We discussed this, did we not?
After the noble "almost win" against Penn State, there was a definite need to credit the Army football team for all the ways in which it simultaneously improved and showed diverse elements of a football team which seemed to be growing into a new and more expanded set of capabilities. Being able to thrive in a high-scoring game one week and then stand up to Penn State on the road a week later in a defensive slugfest offered a sign of hope to a team that had clearly grown since the opening-night loss to Fordham. Not recognizing growth -- and not giving credit to players and coaches for demonstrating it -- doesn't seem to be the least bit constructive.

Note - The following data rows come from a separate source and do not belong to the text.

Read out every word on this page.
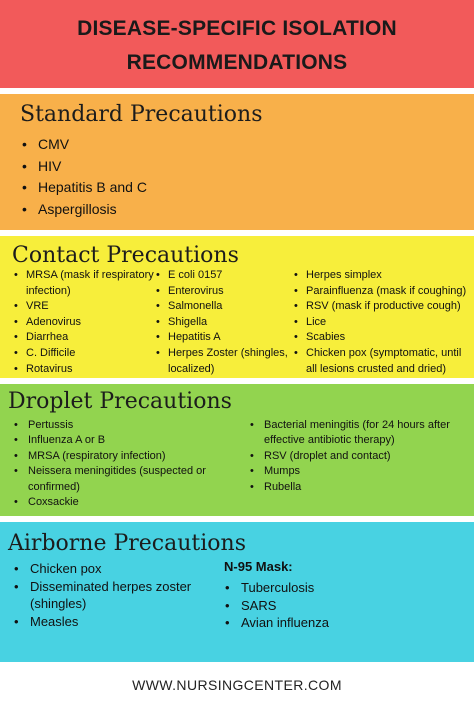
DISEASE-SPECIFIC ISOLATION
RECOMMENDATIONS
Standard Precautions
• CMV
• HIV
• Hepatitis B and C
• Aspergillosis
Contact Precautions
• MRSA (mask if respiratory infection)
• VRE
• Adenovirus
• Diarrhea
• C. Difficile
• Rotavirus
• E coli 0157
• Enterovirus
• Salmonella
• Shigella
• Hepatitis A
• Herpes Zoster (shingles, localized)
• Herpes simplex
• Parainfluenza (mask if coughing)
• RSV (mask if productive cough)
• Lice
• Scabies
• Chicken pox (symptomatic, until all lesions crusted and dried)
Droplet Precautions
• Pertussis
• Influenza A or B
• MRSA (respiratory infection)
• Neissera meningitides (suspected or confirmed)
• Coxsackie
• Bacterial meningitis (for 24 hours after effective antibiotic therapy)
• RSV (droplet and contact)
• Mumps
• Rubella
Airborne Precautions
• Chicken pox
• Disseminated herpes zoster (shingles)
• Measles
N-95 Mask:
• Tuberculosis
• SARS
• Avian influenza
WWW.NURSINGCENTER.COM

The counterbalance, of course, was mentioned as well: Don't go overboard in praising a performance which didn't quite attain ultimate victory in Happy Valley, The forward step needed to be sustained and built upon the next week against Duke.
Army had begun to move past the rough first weeks of its season. Seeing Connecticut thump UCF over the weekend should make the Black Knights feel better about themselves, but word of Wake Forest's 3-0 win over Boston College will only reinforce the idea that Army let the Demon Deacons get off easy. No matter -- when Army put together quality efforts against Eastern Michigan and then Penn State, the character of this group had changed for the time being. Life is a combination of stasis and movement, a constant collection and accumulation of experiences that leave us stuck, in a state of regression, or in a state of progression.

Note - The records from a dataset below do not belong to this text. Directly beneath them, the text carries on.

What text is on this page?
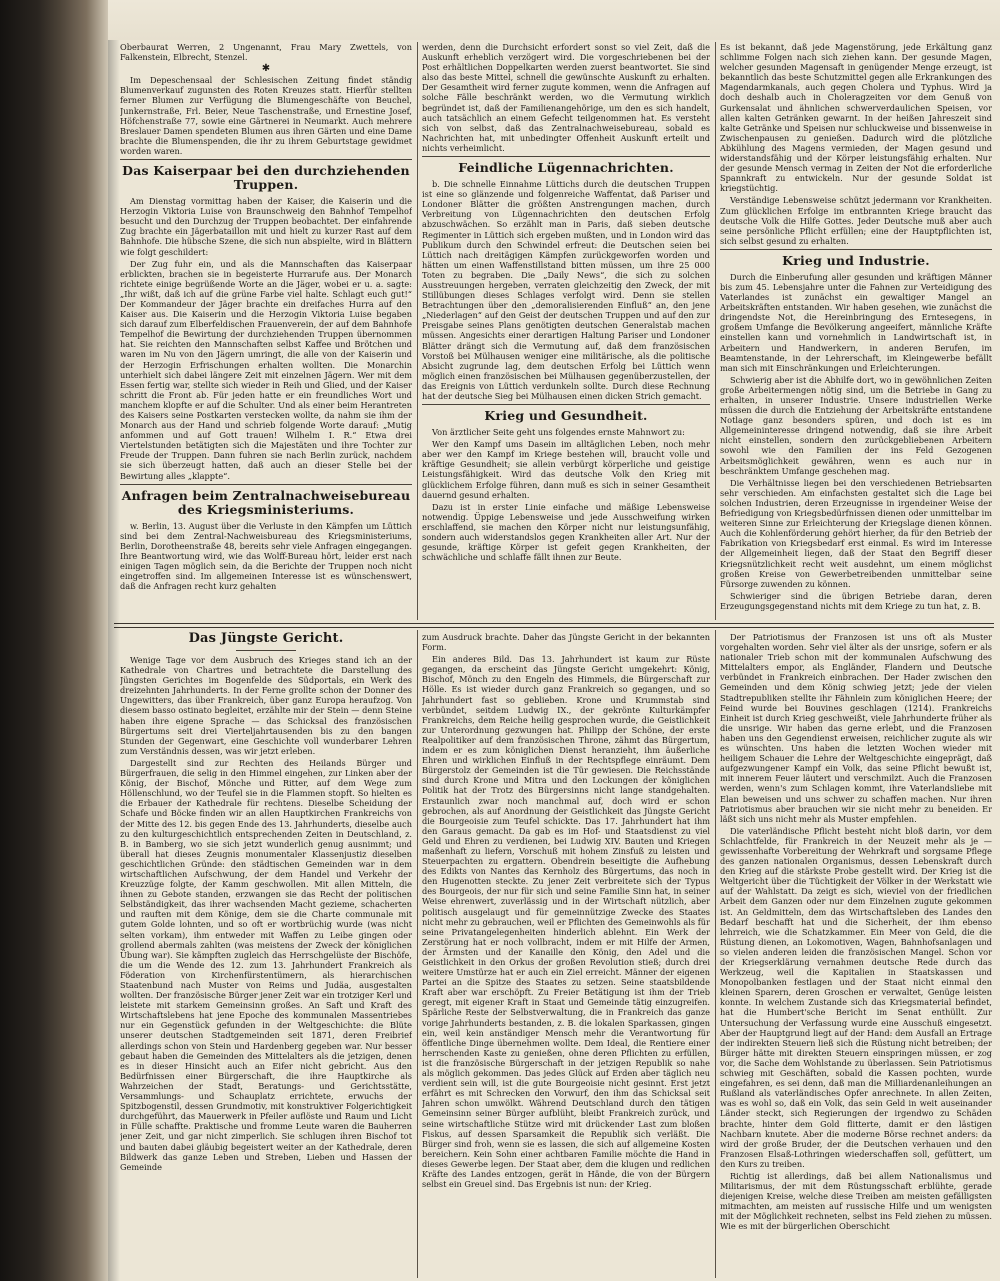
Oberbaurat Werren, 2 Ungenannt, Frau Mary Zwettels, von Falkenstein, Elbrecht, Stenzel.

✱

Im Depeschensaal der Schlesischen Zeitung findet ständig Blumenverkauf zugunsten des Roten Kreuzes statt. Hierfür stellten ferner Blumen zur Verfügung die Blumengeschäfte von Beuchel, Junkernstraße, Frl. Beier, Neue Taschenstraße, und Ernestine Josef, Höfchenstraße 77, sowie eine Gärtnerei in Neumarkt. Auch mehrere Breslauer Damen spendeten Blumen aus ihren Gärten und eine Dame brachte die Blumenspenden, die ihr zu ihrem Geburtstage gewidmet worden waren.

Das Kaiserpaar bei den durchziehenden Truppen.

Am Dienstag vormittag haben der Kaiser, die Kaiserin und die Herzogin Viktoria Luise von Braunschweig den Bahnhof Tempelhof besucht und den Durchzug der Truppen beobachtet. Der einfahrende Zug brachte ein Jägerbataillon mit und hielt zu kurzer Rast auf dem Bahnhofe. Die hübsche Szene, die sich nun abspielte, wird in Blättern wie folgt geschildert:

Der Zug fuhr ein, und als die Mannschaften das Kaiserpaar erblickten, brachen sie in begeisterte Hurrarufe aus. Der Monarch richtete einige begrüßende Worte an die Jäger, wobei er u. a. sagte: „Ihr wißt, daß ich auf die grüne Farbe viel halte. Schlagt euch gut!“ Der Kommandeur der Jäger brachte ein dreifaches Hurra auf den Kaiser aus. Die Kaiserin und die Herzogin Viktoria Luise begaben sich darauf zum Elberfeldischen Frauenverein, der auf dem Bahnhofe Tempelhof die Bewirtung der durchziehenden Truppen übernommen hat. Sie reichten den Mannschaften selbst Kaffee und Brötchen und waren im Nu von den Jägern umringt, die alle von der Kaiserin und der Herzogin Erfrischungen erhalten wollten. Die Monarchin unterhielt sich dabei längere Zeit mit einzelnen Jägern. Wer mit dem Essen fertig war, stellte sich wieder in Reih und Glied, und der Kaiser schritt die Front ab. Für jeden hatte er ein freundliches Wort und manchem klopfte er auf die Schulter. Und als einer beim Herantreten des Kaisers seine Postkarten verstecken wollte, da nahm sie ihm der Monarch aus der Hand und schrieb folgende Worte darauf: „Mutig anfommen und auf Gott trauen! Wilhelm I. R.“ Etwa drei Viertelstunden betätigten sich die Majestäten und ihre Tochter zur Freude der Truppen. Dann fuhren sie nach Berlin zurück, nachdem sie sich überzeugt hatten, daß auch an dieser Stelle bei der Bewirtung alles „klappte“.

Anfragen beim Zentralnachweisebureau des Kriegsministeriums.

w. Berlin, 13. August über die Verluste in den Kämpfen um Lüttich sind bei dem Zentral-Nachweisbureau des Kriegsministeriums, Berlin, Dorotheenstraße 48, bereits sehr viele Anfragen eingegangen. Ihre Beantwortung wird, wie das Wolff-Bureau hört, leider erst nach einigen Tagen möglich sein, da die Berichte der Truppen noch nicht eingetroffen sind. Im allgemeinen Interesse ist es wünschenswert, daß die Anfragen recht kurz gehalten

werden, denn die Durchsicht erfordert sonst so viel Zeit, daß die Auskunft erheblich verzögert wird. Die vorgeschriebenen bei der Post erhältlichen Doppelkarten werden zuerst beantwortet. Sie sind also das beste Mittel, schnell die gewünschte Auskunft zu erhalten. Der Gesamtheit wird ferner zugute kommen, wenn die Anfragen auf solche Fälle beschränkt werden, wo die Vermutung wirklich begründet ist, daß der Familienangehörige, um den es sich handelt, auch tatsächlich an einem Gefecht teilgenommen hat. Es versteht sich von selbst, daß das Zentralnachweisebureau, sobald es Nachrichten hat, mit unbedingter Offenheit Auskunft erteilt und nichts verheimlicht.

Feindliche Lügennachrichten.

b. Die schnelle Einnahme Lüttichs durch die deutschen Truppen ist eine so glänzende und folgenreiche Waffentat, daß Pariser und Londoner Blätter die größten Anstrengungen machen, durch Verbreitung von Lügennachrichten den deutschen Erfolg abzuschwächen. So erzählt man in Paris, daß sieben deutsche Regimenter in Lüttich sich ergeben mußten, und in London wird das Publikum durch den Schwindel erfreut: die Deutschen seien bei Lüttich nach dreitägigen Kämpfen zurückgeworfen worden und hätten um einen Waffenstillstand bitten müssen, um ihre 25 000 Toten zu begraben. Die „Daily News“, die sich zu solchen Ausstreuungen hergeben, verraten gleichzeitig den Zweck, der mit Stillübungen dieses Schlages verfolgt wird. Denn sie stellen Betrachtungen über den „demoralisierenden Einfluß“ an, den jene „Niederlagen“ auf den Geist der deutschen Truppen und auf den zur Preisgabe seines Plans genötigten deutschen Generalstab machen müssen. Angesichts einer derartigen Haltung Pariser und Londoner Blätter drängt sich die Vermutung auf, daß dem französischen Vorstoß bei Mülhausen weniger eine militärische, als die politische Absicht zugrunde lag, dem deutschen Erfolg bei Lüttich wenn möglich einen französischen bei Mülhausen gegenüberzustellen, der das Ereignis von Lüttich verdunkeln sollte. Durch diese Rechnung hat der deutsche Sieg bei Mülhausen einen dicken Strich gemacht.

Krieg und Gesundheit.

Von ärztlicher Seite geht uns folgendes ernste Mahnwort zu:

Wer den Kampf ums Dasein im alltäglichen Leben, noch mehr aber wer den Kampf im Kriege bestehen will, braucht volle und kräftige Gesundheit; sie allein verbürgt körperliche und geistige Leistungsfähigkeit. Wird das deutsche Volk den Krieg mit glücklichem Erfolge führen, dann muß es sich in seiner Gesamtheit dauernd gesund erhalten.

Dazu ist in erster Linie einfache und mäßige Lebensweise notwendig. Üppige Lebensweise und jede Ausschweifung wirken erschlaffend, sie machen den Körper nicht nur leistungsunfähig, sondern auch widerstandslos gegen Krankheiten aller Art. Nur der gesunde, kräftige Körper ist gefeit gegen Krankheiten, der schwächliche und schlaffe fällt ihnen zur Beute.

Es ist bekannt, daß jede Magenstörung, jede Erkältung ganz schlimme Folgen nach sich ziehen kann. Der gesunde Magen, welcher gesunden Magensaft in genügender Menge erzeugt, ist bekanntlich das beste Schutzmittel gegen alle Erkrankungen des Magendarmkanals, auch gegen Cholera und Typhus. Wird ja doch deshalb auch in Choleragzeiten vor dem Genuß von Gurkensalat und ähnlichen schwerverdaulichen Speisen, vor allen kalten Getränken gewarnt. In der heißen Jahreszeit sind kalte Getränke und Speisen nur schluckweise und bissenweise in Zwischenpausen zu genießen. Dadurch wird die plötzliche Abkühlung des Magens vermieden, der Magen gesund und widerstandsfähig und der Körper leistungsfähig erhalten. Nur der gesunde Mensch vermag in Zeiten der Not die erforderliche Spannkraft zu entwickeln. Nur der gesunde Soldat ist kriegstüchtig.

Verständige Lebensweise schützt jedermann vor Krankheiten. Zum glücklichen Erfolge im entbrannten Kriege braucht das deutsche Volk die Hilfe Gottes. Jeder Deutsche muß aber auch seine persönliche Pflicht erfüllen; eine der Hauptpflichten ist, sich selbst gesund zu erhalten.

Krieg und Industrie.

Durch die Einberufung aller gesunden und kräftigen Männer bis zum 45. Lebensjahre unter die Fahnen zur Verteidigung des Vaterlandes ist zunächst ein gewaltiger Mangel an Arbeitskräften entstanden. Wir haben gesehen, wie zunächst die dringendste Not, die Hereinbringung des Erntesegens, in großem Umfange die Bevölkerung angeeifert, männliche Kräfte einstellen kann und vornehmlich in Landwirtschaft ist, in Arbeitern und Handwerkern, in anderen Berufen, im Beamtenstande, in der Lehrerschaft, im Kleingewerbe befällt man sich mit Einschränkungen und Erleichterungen.

Schwierig aber ist die Abhilfe dort, wo in gewöhnlichen Zeiten große Arbeitermengen nötig sind, um die Betriebe in Gang zu erhalten, in unserer Industrie. Unsere industriellen Werke müssen die durch die Entziehung der Arbeitskräfte entstandene Notlage ganz besonders spüren, und doch ist es im Allgemeininteresse dringend notwendig, daß sie ihre Arbeit nicht einstellen, sondern den zurückgebliebenen Arbeitern sowohl wie den Familien der ins Feld Gezogenen Arbeitsmöglichkeit gewähren, wenn es auch nur in beschränktem Umfange geschehen mag.

Die Verhältnisse liegen bei den verschiedenen Betriebsarten sehr verschieden. Am einfachsten gestaltet sich die Lage bei solchen Industrien, deren Erzeugnisse in irgendeiner Weise der Befriedigung von Kriegsbedürfnissen dienen oder unmittelbar im weiteren Sinne zur Erleichterung der Kriegslage dienen können. Auch die Kohlenförderung gehört hierher, da für den Betrieb der Fabrikation von Kriegsbedarf erst einmal. Es wird im Interesse der Allgemeinheit liegen, daß der Staat den Begriff dieser Kriegsnützlichkeit recht weit ausdehnt, um einem möglichst großen Kreise von Gewerbetreibenden unmittelbar seine Fürsorge zuwenden zu können.

Schwieriger sind die übrigen Betriebe daran, deren Erzeugungsgegenstand nichts mit dem Kriege zu tun hat, z. B.

Das Jüngste Gericht.

Wenige Tage vor dem Ausbruch des Krieges stand ich an der Kathedrale von Chartres und betrachtete die Darstellung des Jüngsten Gerichtes im Bogenfelde des Südportals, ein Werk des dreizehnten Jahrhunderts. In der Ferne grollte schon der Donner des Ungewitters, das über Frankreich, über ganz Europa heraufzog. Von diesem basso ostinato begleitet, erzählte mir der Stein — denn Steine haben ihre eigene Sprache — das Schicksal des französischen Bürgertums seit drei Vierteljahrtausenden bis zu den bangen Stunden der Gegenwart, eine Geschichte voll wunderbarer Lehren zum Verständnis dessen, was wir jetzt erleben.

Dargestellt sind zur Rechten des Heilands Bürger und Bürgerfrauen, die selig in den Himmel eingehen, zur Linken aber der König, der Bischof, Mönche und Ritter, auf dem Wege zum Höllenschlund, wo der Teufel sie in die Flammen stopft. So hielten es die Erbauer der Kathedrale für rechtens. Dieselbe Scheidung der Schafe und Böcke finden wir an allen Hauptkirchen Frankreichs von der Mitte des 12. bis gegen Ende des 13. Jahrhunderts, dieselbe auch zu den kulturgeschichtlich entsprechenden Zeiten in Deutschland, z. B. in Bamberg, wo sie sich jetzt wunderlich genug ausnimmt; und überall hat dieses Zeugnis monumentaler Klassenjustiz dieselben geschichtlichen Gründe: den städtischen Gemeinden war in dem wirtschaftlichen Aufschwung, der dem Handel und Verkehr der Kreuzzüge folgte, der Kamm geschwollen. Mit allen Mitteln, die ihnen zu Gebote standen, erzwangen sie das Recht der politischen Selbständigkeit, das ihrer wachsenden Macht gezieme, schacherten und rauften mit dem Könige, dem sie die Charte communale mit gutem Golde lohnten, und so oft er wortbrüchig wurde (was nicht selten vorkam), ihm entweder mit Waffen zu Leibe gingen oder grollend abermals zahlten (was meistens der Zweck der königlichen Übung war). Sie kämpften zugleich das Herrschgelüste der Bischöfe, die um die Wende des 12. zum 13. Jahrhundert Frankreich als Föderation von Kirchenfürstentümern, als hierarchischen Staatenbund nach Muster von Reims und Judäa, ausgestalten wollten. Der französische Bürger jener Zeit war ein trotziger Kerl und leistete mit starkem Gemeinsinn großes. An Saft und Kraft des Wirtschaftslebens hat jene Epoche des kommunalen Massentriebes nur ein Gegenstück gefunden in der Weltgeschichte: die Blüte unserer deutschen Stadtgemeinden seit 1871, deren Freibrief allerdings schon von Stein und Hardenberg gegeben war. Nur besser gebaut haben die Gemeinden des Mittelalters als die jetzigen, denen es in dieser Hinsicht auch an Eifer nicht gebricht. Aus den Bedürfnissen einer Bürgerschaft, die ihre Hauptkirche als Wahrzeichen der Stadt, Beratungs- und Gerichtsstätte, Versammlungs- und Schauplatz errichtete, erwuchs der Spitzbogenstil, dessen Grundmotiv, mit konstruktiver Folgerichtigkeit durchgeführt, das Mauerwerk in Pfeiler auflöste und Raum und Licht in Fülle schaffte. Praktische und fromme Leute waren die Bauherren jener Zeit, und gar nicht zimperlich. Sie schlugen ihren Bischof tot und bauten dabei gläubig begeistert weiter an der Kathedrale, deren Bildwerk das ganze Leben und Streben, Lieben und Hassen der Gemeinde

zum Ausdruck brachte. Daher das Jüngste Gericht in der bekannten Form.

Ein anderes Bild. Das 13. Jahrhundert ist kaum zur Rüste gegangen, da erscheint das Jüngste Gericht umgekehrt: König, Bischof, Mönch zu den Engeln des Himmels, die Bürgerschaft zur Hölle. Es ist wieder durch ganz Frankreich so gegangen, und so Jahrhundert fast so geblieben. Krone und Krummstab sind verbündet, seitdem Ludwig IX., der gekrönte Kulturkämpfer Frankreichs, dem Reiche heilig gesprochen wurde, die Geistlichkeit zur Unterordnung gezwungen hat. Philipp der Schöne, der erste Realpolitiker auf dem französischen Throne, zähmt das Bürgertum, indem er es zum königlichen Dienst heranzieht, ihm äußerliche Ehren und wirklichen Einfluß in der Rechtspflege einräumt. Dem Bürgerstolz der Gemeinden ist die Tür gewiesen. Die Reichsstände sind durch Krone und Mitra und den Lockungen der königlichen Politik hat der Trotz des Bürgersinns nicht lange standgehalten. Erstaunlich zwar noch manchmal auf, doch wird er schon gebrochen, als auf Anordnung der Geistlichkeit das Jüngste Gericht die Bourgeoisie zum Teufel schickte. Das 17. Jahrhundert hat ihm den Garaus gemacht. Da gab es im Hof- und Staatsdienst zu viel Geld und Ehren zu verdienen, bei Ludwig XIV. Bauten und Kriegen maßenhaft zu liefern, Vorschuß mit hohem Zinsfuß zu leisten und Steuerpachten zu ergattern. Obendrein beseitigte die Aufhebung des Edikts von Nantes das Kernholz des Bürgertums, das noch in den Hugenotten steckte. Zu jener Zeit verbreitete sich der Typus des Bourgeois, der nur für sich und seine Familie Sinn hat, in seiner Weise ehrenwert, zuverlässig und in der Wirtschaft nützlich, aber politisch ausgelaugt und für gemeinnützige Zwecke des Staates nicht mehr zu gebrauchen, weil er Pflichten des Gemeinwohls als für seine Privatangelegenheiten hinderlich ablehnt. Ein Werk der Zerstörung hat er noch vollbracht, indem er mit Hilfe der Armen, der Ärmsten und der Kanaille den König, den Adel und die Geistlichkeit in den Orkus der großen Revolution stieß; durch drei weitere Umstürze hat er auch ein Ziel erreicht. Männer der eigenen Partei an die Spitze des Staates zu setzen. Seine staatsbildende Kraft aber war erschöpft. Zu Freier Betätigung ist ihm der Trieb geregt, mit eigener Kraft in Staat und Gemeinde tätig einzugreifen. Spärliche Reste der Selbstverwaltung, die in Frankreich das ganze vorige Jahrhunderts bestanden, z. B. die lokalen Sparkassen, gingen ein, weil kein anständiger Mensch mehr die Verantwortung für öffentliche Dinge übernehmen wollte. Dem Ideal, die Rentiere einer herrschenden Kaste zu genießen, ohne deren Pflichten zu erfüllen, ist die französische Bürgerschaft in der jetzigen Republik so nahe als möglich gekommen. Das jedes Glück auf Erden aber täglich neu verdient sein will, ist die gute Bourgeoisie nicht gesinnt. Erst jetzt erfährt es mit Schrecken den Vorwurf, den ihm das Schicksal seit Jahren schon umwölkt. Während Deutschland durch den tätigen Gemeinsinn seiner Bürger aufblüht, bleibt Frankreich zurück, und seine wirtschaftliche Stütze wird mit drückender Last zum bloßen Fiskus, auf dessen Sparsamkeit die Republik sich verläßt. Die Bürger sind froh, wenn sie es lassen, die sich auf allgemeine Kosten bereichern. Kein Sohn einer achtbaren Familie möchte die Hand in dieses Gewerbe legen. Der Staat aber, dem die klugen und redlichen Kräfte des Landes entzogen, gerät in Hände, die von der Bürgern selbst ein Greuel sind. Das Ergebnis ist nun: der Krieg.

Der Patriotismus der Franzosen ist uns oft als Muster vorgehalten worden. Sehr viel älter als der unsrige, sofern er als nationaler Trieb schon mit der kommunalen Aufschwung des Mittelalters empor, als Engländer, Flandern und Deutsche verbündet in Frankreich einbrachen. Der Hader zwischen den Gemeinden und dem König schwieg jetzt; jede der vielen Stadtrepubliken stellte ihr Fähnlein zum königlichen Heere; der Feind wurde bei Bouvines geschlagen (1214). Frankreichs Einheit ist durch Krieg geschweißt, viele Jahrhunderte früher als die unsrige. Wir haben das gerne erlebt, und die Franzosen haben uns den Gegendienst erweisen, reichlicher zugute als wir es wünschten. Uns haben die letzten Wochen wieder mit heiligem Schauer die Lehre der Weltgeschichte eingeprägt, daß aufgezwungener Kampf ein Volk, das seine Pflicht bewußt ist, mit innerem Feuer läutert und verschmilzt. Auch die Franzosen werden, wenn's zum Schlagen kommt, ihre Vaterlandsliebe mit Elan beweisen und uns schwer zu schaffen machen. Nur ihren Patriotismus aber brauchen wir sie nicht mehr zu beneiden. Er läßt sich uns nicht mehr als Muster empfehlen.

Die vaterländische Pflicht besteht nicht bloß darin, vor dem Schlachtfelde, für Frankreich in der Neuzeit mehr als je — gewissenhafte Vorbereitung der Wehrkraft und sorgsame Pflege des ganzen nationalen Organismus, dessen Lebenskraft durch den Krieg auf die stärkste Probe gestellt wird. Der Krieg ist die Weltgericht über die Tüchtigkeit der Völker in der Werkstatt wie auf der Wahlstatt. Da zeigt es sich, wieviel von der friedlichen Arbeit dem Ganzen oder nur dem Einzelnen zugute gekommen ist. An Geldmitteln, dem das Wirtschaftsleben des Landes den Bedarf beschafft hat und die Sicherheit, der ihm ebenso lehrreich, wie die Schatzkammer. Ein Meer von Geld, die die Rüstung dienen, an Lokomotiven, Wagen, Bahnhofsanlagen und so vielen anderen leiden die französischen Mangel. Schon vor der Kriegserklärung vernahmen deutsche Rede durch das Werkzeug, weil die Kapitalien in Staatskassen und Monopolbanken festlagen und der Staat nicht einmal den kleinen Sparern, deren Groschen er verwaltet, Genüge leisten konnte. In welchem Zustande sich das Kriegsmaterial befindet, hat die Humbert'sche Bericht im Senat enthüllt. Zur Untersuchung der Verfassung wurde eine Ausschuß eingesetzt. Aber der Hauptgrund liegt auf der Hand: dem Ausfall an Ertrage der indirekten Steuern ließ sich die Rüstung nicht betreiben; der Bürger hätte mit direkten Steuern einspringen müssen, er zog vor, die Sache dem Wohlstande zu überlassen. Sein Patriotismus schwieg mit Geschäften, sobald die Kassen pochten, wurde eingefahren, es sei denn, daß man die Milliardenanleihungen an Rußland als vaterländisches Opfer anrechnete. In allen Zeiten, was es wohl so, daß ein Volk, das sein Geld in weit auseinander Länder steckt, sich Regierungen der irgendwo zu Schäden brachte, hinter dem Gold flitterte, damit er den lästigen Nachbarn knutete. Aber die moderne Börse rechnet anders: da wird der große Bruder, der die Deutschen verhauen und den Franzosen Elsaß-Lothringen wiederschaffen soll, gefüttert, um den Kurs zu treiben.

Richtig ist allerdings, daß bei allem Nationalismus und Militarismus, der mit dem Rüstungsschaft erblühte, gerade diejenigen Kreise, welche diese Treiben am meisten gefälligsten mitmachten, am meisten auf russische Hilfe und um wenigsten mit der Möglichkeit rechneten, selbst ins Feld ziehen zu müssen. Wie es mit der bürgerlichen Oberschicht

The past two weeks were definitely marked by progress more than anything else. Yet, as was painstakingly clarified, the real importance of the journey being made by Army was that it needed to continue in the right direction. Such a trajectory was going to be the surest sign that what happened against EMU and especially Penn State would become real indicators of where this team could go in 2015.
Now, that hope -- that particular idea -- is so much fine powder.
Army went along for a few weeks, unmistakably growing in confidence and polishing its approach to gameday situations. The Black Knights had almost forgotten what it felt like -- not to lose, but to lose in a way which carried a strong dose of discouragement. Being able to stack together consecutive weeks without that profound feeling of disappointment can make a team forget in a good way. Focus becomes second nature; self-doubt decreases; and a team finds its beating heart.
Instead, against Duke, Army could only recall previous games from the early half of September. "Oh, I remember what that (awful feeling) felt like," the Black Knights must be saying right now.
It's why moral victories need to lead to real victories before too long. We all want to constantly evolve, to advance, to stake out rarely-claimed territory (in this case, the terrain known as triumph), but life experience tells us that on some days, we regress and retreat. We are brought back to places which are familiar, but not in a good way.
Duke brought Army to that place, and the Black Knights couldn't make their way out of it -- not on Saturday. They'll need to wait a week to show they can do so when they face Bucknell.
It's not as though Jeff Monken and the rest of the coaching staff didn't begin this game with an aggressive approach. Army went for first downs in unconventional locations on the field. Monken knew full well that giving the ball to the Blue Devils wasn't going to solve his team's problems. Keeping the ball away was the answer, and early fourth-down decisions reflected that. It was encouraging to see the staff recognize the nature of the moment, and when coaches challenge their players to succeed by giving them pressure-packed situations to conquer, a team can grow up very quickly.
Instead, Duke's defense, which is extremely quick off its blocks and plays with a fluid awareness that manifests sound teaching, landed the first few blows of this game. Not just stopping Army, but doing so in high-leverage situations, set the tone for the whole day. The Blue Devils fed off those early stops and specifically felt they could pulverize Army at the line of scrimmage. That's exactly what they proceeded to do, limiting Army under 170 total yards and under 60 yards rushing, The 2.3 yards-per-play average was reflective of the extent to which Duke controlled the line of scrimmage all day long. When the point of attack is that clogged and the passing game isn't a credible threat (and quarterback A.J. Schurr gets injured), there's no real Plan B, no viable alternative. By the latter stages of the second quarter, the game was a blowout, Duke has established that it was just about untouchable, and the rest was just second-half window dressing.
This was a far cry from Eastern Michigan and Penn State. It was also a reminder of the short shelf life moral victories possess.
The Black Knights obviously have a lot to study on film in this game alone, but it might help them to study the Penn State and Duke games in tandem at this point. Realizing not only what failed against Duke, but what went right against the Nittany Lions, should give this team more of a roadmap in its attempt to figure things out.
Learning from the things one does poorly is an essential coping skill. What gets overlooked at times is the need to learn from what one does correctly. That's just as powerful a teaching tool, and if blended with film study of this Duke contest, perhaps Army could unearth some epiphanies that will create a better scheme and plan in the weeks to come.
Had you forgotten what it felt like to lose in a way that offers no real silver lining? Army was reminded of the feeling on Saturday, but maybe this piercing agony is what will create a longer and more sustained period of productivity as the 2015 season hits its midpoint.